The City’s success was documented in a new report by its Regional Water Quality Control Plant staff and is the direct result of an ecological approach to pest control called Integrated Pest Management (IPM). IPM, also known as "less-toxic pest management," controls pests using a variety of techniques designed to reduce or completely eliminate the use of pesticides that are harmful to people, pets and wildlife. When pesticides are needed, the least toxic options are utilized first.

The City’s IPM approach includes using structural barriers to deter mice and rats, mulch to suppress weeds and conserve water in parks, goats to eat weeds in open spaces, power washing to control moths in trees, raptor perches and fence screening to reduce ground squirrel activity and experimenting with less-toxic pesticide products. 

Palo Alto was the first city in California to require its structural pest control services to have the “EcoWise Certified” designation, which sets strict standards for less-toxic pest control methods including discontinuing the use of ant sprays. The City has also been experimenting with the use of “bee tunnels” to protect people and imperiled bee populations when hives are established in close proximity to the public. The tunnels are fitted over the hive entrance and divert bees further up the tree, which allows them to enter and exit away from the public.  The tunnels help to reduce the anxiety of people who are concerned about being stung.

“IPM was initially developed for use by agriculture, but today it is used by a growing number of cities like ours and knowledgeable homeowners who want to control pests without harming the environment,” says Julie Weiss, Environmental Specialist for the City of Palo Alto.

“While we are proud to report that we have reduced the City’s use of pesticides and, as a result, our own contribution to a serious problem that is affecting virtually every creek in Santa Clara County, we urge residents to adopt some of the same ecological pest-management practices that we use,” says Weiss. 

Public support is needed because the chief source of creek pesticide toxicity stems from pesticide use, mostly insecticides–in homes and buildings. A recent study prepared for the San Francisco Estuary Project found that some insecticides are detected more often, and usually in higher concentrations, in urban streams as opposed to agricultural streams.
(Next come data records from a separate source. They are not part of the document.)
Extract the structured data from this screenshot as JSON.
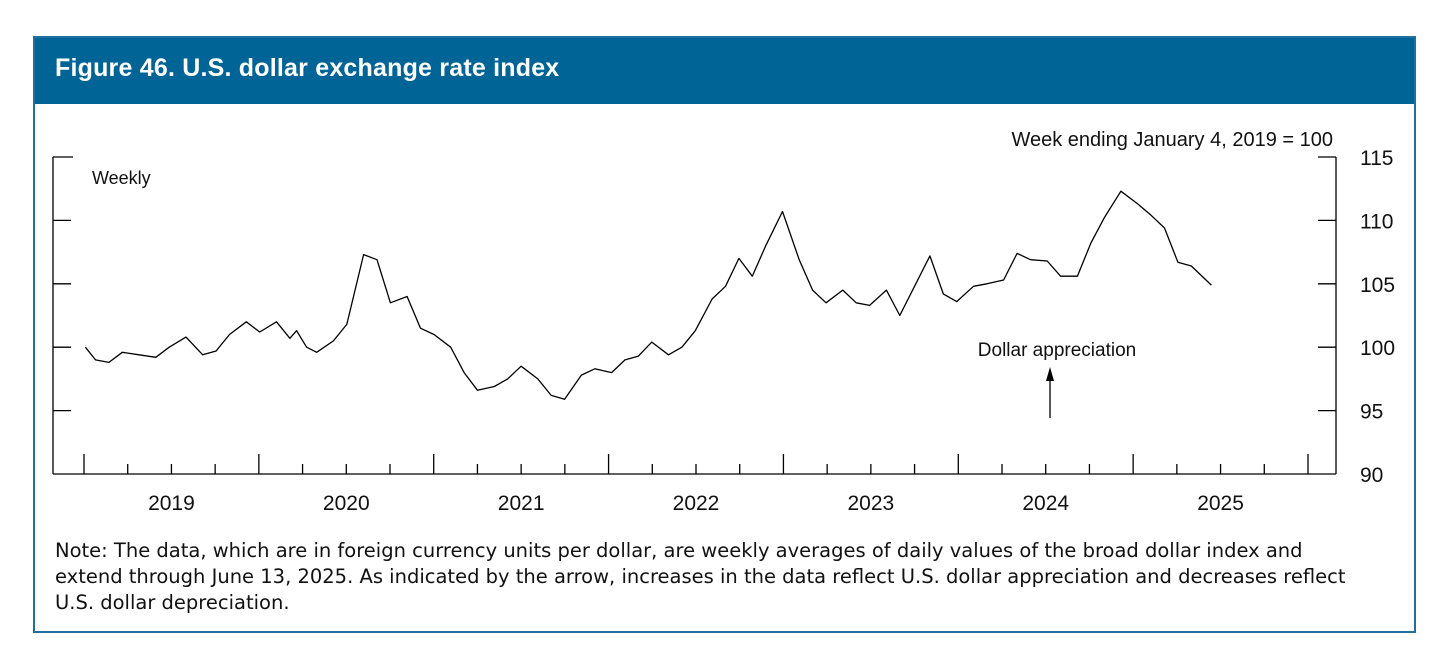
{
  "figure": {
    "title": "Figure 46. U.S. dollar exchange rate index",
    "note": "Note: The data, which are in foreign currency units per dollar, are weekly averages of daily values of the broad dollar index and extend through June 13, 2025. As indicated by the arrow, increases in the data reflect U.S. dollar appreciation and decreases reflect U.S. dollar depreciation."
  },
  "colors": {
    "header": "#006496",
    "line": "#000000"
  },
  "chart_data": {
    "type": "line",
    "title": "Figure 46. U.S. dollar exchange rate index",
    "frequency_label": "Weekly",
    "unit_label": "Week ending January 4, 2019 = 100",
    "annotation": {
      "text": "Dollar appreciation",
      "arrow": "up"
    },
    "ylim": [
      90,
      115
    ],
    "yticks": [
      90,
      95,
      100,
      105,
      110,
      115
    ],
    "xlim": [
      "2019-01-04",
      "2025-12-31"
    ],
    "xtick_labels": [
      "2019",
      "2020",
      "2021",
      "2022",
      "2023",
      "2024",
      "2025"
    ],
    "series": [
      {
        "x": [
          "2019-01-04",
          "2019-01-25",
          "2019-02-22",
          "2019-03-22",
          "2019-04-26",
          "2019-05-31",
          "2019-06-28",
          "2019-08-02",
          "2019-09-06",
          "2019-10-04",
          "2019-11-01",
          "2019-12-06",
          "2020-01-03",
          "2020-02-07",
          "2020-03-06",
          "2020-03-20",
          "2020-04-10",
          "2020-05-01",
          "2020-06-05",
          "2020-07-03",
          "2020-08-07",
          "2020-09-04",
          "2020-10-02",
          "2020-11-06",
          "2020-12-04",
          "2021-01-01",
          "2021-02-05",
          "2021-03-05",
          "2021-04-02",
          "2021-05-07",
          "2021-06-04",
          "2021-07-02",
          "2021-08-06",
          "2021-09-03",
          "2021-10-01",
          "2021-11-05",
          "2021-12-03",
          "2022-01-07",
          "2022-02-04",
          "2022-03-04",
          "2022-04-01",
          "2022-05-06",
          "2022-06-03",
          "2022-07-01",
          "2022-08-05",
          "2022-09-02",
          "2022-09-30",
          "2022-10-28",
          "2022-11-25",
          "2022-12-30",
          "2023-02-03",
          "2023-03-03",
          "2023-03-31",
          "2023-05-05",
          "2023-06-02",
          "2023-06-30",
          "2023-08-04",
          "2023-09-01",
          "2023-09-29",
          "2023-11-03",
          "2023-12-01",
          "2023-12-29",
          "2024-02-02",
          "2024-03-01",
          "2024-04-05",
          "2024-05-03",
          "2024-05-31",
          "2024-07-05",
          "2024-08-02",
          "2024-09-06",
          "2024-10-04",
          "2024-11-01",
          "2024-12-06",
          "2025-01-10",
          "2025-02-07",
          "2025-03-07",
          "2025-04-04",
          "2025-05-02",
          "2025-06-13"
        ],
        "values": [
          100.0,
          99.0,
          98.8,
          99.6,
          99.4,
          99.2,
          100.0,
          100.8,
          99.4,
          99.7,
          101.0,
          102.0,
          101.2,
          102.0,
          100.7,
          101.3,
          100.0,
          99.6,
          100.5,
          101.8,
          107.3,
          106.9,
          103.5,
          104.0,
          101.5,
          101.0,
          100.0,
          98.0,
          96.6,
          96.9,
          97.5,
          98.5,
          97.5,
          96.2,
          95.9,
          97.8,
          98.3,
          98.0,
          99.0,
          99.3,
          100.4,
          99.4,
          100.0,
          101.3,
          103.8,
          104.8,
          107.0,
          105.6,
          108.0,
          110.7,
          106.9,
          104.5,
          103.5,
          104.5,
          103.5,
          103.3,
          104.5,
          102.5,
          104.6,
          107.2,
          104.2,
          103.6,
          104.8,
          105.0,
          105.3,
          107.4,
          106.9,
          106.8,
          105.6,
          105.6,
          108.2,
          110.2,
          112.3,
          111.3,
          110.4,
          109.4,
          106.7,
          106.4,
          104.9
        ]
      }
    ]
  }
}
Our Water, Our World is a program developed by Bay Area water quality agencies to address this concern and provides information at local garden and hardware stores to teach residents about effective and less-toxic pest control and prevention. The program’s website, www.ourwaterourworld.org, is considered one of the best sources of reliable information on safe pest control.

The announcement of Palo Alto’s first pesticide-free park, Sarah Wallis Park, introduces a pilot program to assess the feasibility of pesticide-free management of many of the City’s nearly 40 parks. Wallis Park is a small three-acre located at 202 Ash Street, just south of the California Avenue business district. The City will consider making one or two more parks pesticide-free each year as funding allows.  

Palo Alto’s latest success is another milestone in its ongoing water-quality improvement efforts. Early success in reducing pesticides earned the City the IPM Innovator of the Year Award in 2003 from the California Department of Pesticide Regulation. Further reductions in pesticides are targeted for 2009 and include using IPM tactics to control destructive gophers and ground squirrels.